The unfortunate situation that we're in right now is that historically, we've been over-provisioning RAM to our on-prem VMs and we're starting to run up to the limits of actual usage with midday spikes threatening to OOM a host. At the moment we're seeing VMware's balloon driver kick in to reclaim RAM from cache, but some of our applications are sensitive to this particular blunt instrument, namely Elasticsearch, causing oom-killer to trigger.
What I've been looking for is a tunable parameter to cause older inactive pages to be evicted from the cache after a period of time, rather than residing there until some kind of contention throws them out.

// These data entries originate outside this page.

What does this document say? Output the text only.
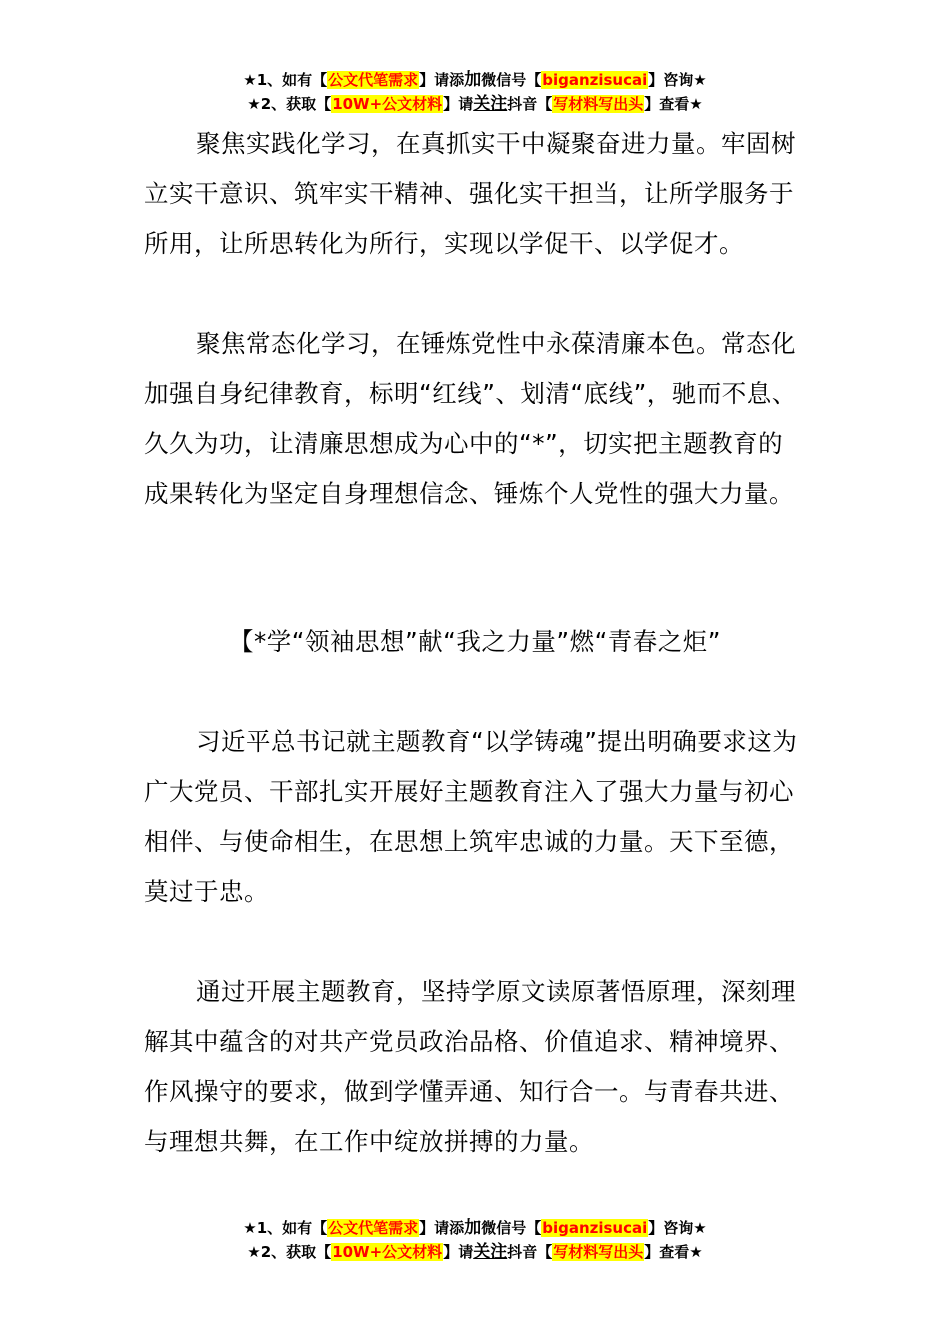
★1、如有【公文代笔需求】请添加微信号【biganzisucai】咨询★
★2、获取【10W+公文材料】请关注抖音【写材料写出头】查看★
聚焦实践化学习，在真抓实干中凝聚奋进力量。牢固树立实干意识、筑牢实干精神、强化实干担当，让所学服务于所用，让所思转化为所行，实现以学促干、以学促才。
聚焦常态化学习，在锤炼党性中永葆清廉本色。常态化加强自身纪律教育，标明“红线”、划清“底线”，驰而不息、久久为功，让清廉思想成为心中的“*”，切实把主题教育的成果转化为坚定自身理想信念、锤炼个人党性的强大力量。
【*学“领袖思想”献“我之力量”燃“青春之炬”
习近平总书记就主题教育“以学铸魂”提出明确要求这为广大党员、干部扎实开展好主题教育注入了强大力量与初心相伴、与使命相生，在思想上筑牢忠诚的力量。天下至德，莫过于忠。
通过开展主题教育，坚持学原文读原著悟原理，深刻理解其中蕴含的对共产党员政治品格、价值追求、精神境界、作风操守的要求，做到学懂弄通、知行合一。与青春共进、与理想共舞，在工作中绽放拼搏的力量。
★1、如有【公文代笔需求】请添加微信号【biganzisucai】咨询★
★2、获取【10W+公文材料】请关注抖音【写材料写出头】查看★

It looks like RHEL 5 had /proc/sys/vm/pagecache to at least define a ratio for how much overall space the cache could consume, but that didn't even last until RHEL 6 which I'm not terribly surprised by since a ratio approach quite obviously "smells bad" and there's already min_free_kb that accomplishes the same goal, but better.
Is there a "cache expiry" tunable I've missed somewhere, or perhaps another approach to clear out the cache that isn't quite as aggressive as sync; echo 1 > /proc/sys/vm/drop_caches?
For the record, I know that the true solution is "use less RAM" and/or "get more RAM" and I am very loudly sounding those alarms, but the business is slow to approve any course of action and I need to address this somehow in the interim.